Social shopper marketing company Collective Bias on Tuesday announced raising $10.5 million in a first-round funding led by Updata Partners. The Bentonville, Ark.-based company said it would use the new financing to enhance its technology platform and further expand internationally.
Started in 2009, Collective Bias is built around the idea social marketing will supplant traditional retail marketing vehicles like free-standing inserts and circulars. Its Social Fabric platform is private community of 1,400 shopping-focused bloggers that clients use to gain consumer insights and identify brand advocates to create content for campaigns.
Bloggers who opt to participate in campaigns typically get paid $200 to $500 to create related content--whether a how-to video, a recipe, or other type of post—which is shared across social properties like Facebook, Pinterest or YouTube.
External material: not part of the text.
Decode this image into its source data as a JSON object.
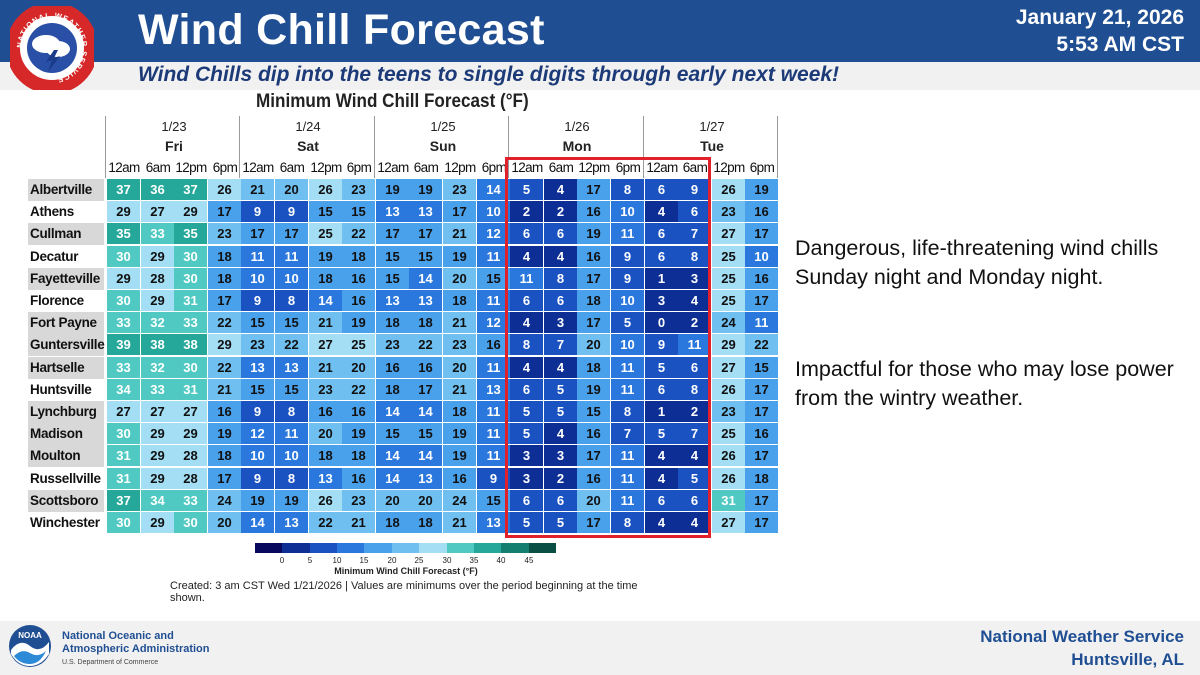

Collective Bias then syndicates that content across category-specific social channels to further expand awareness. In a recent interview with MediaPost, the company’s co-founder and CEO John Andrews, said its campaigns on average reach 8 million to 12 million, with the platform tracking impressions and overall share of voice.
In addition to its Arkansas headquarters, Collective Bias operates offices in New York, Chicago, Minneapolis, San Francisco, Toronto and London. Its clients include Tyson, Nestle and Smart & Final.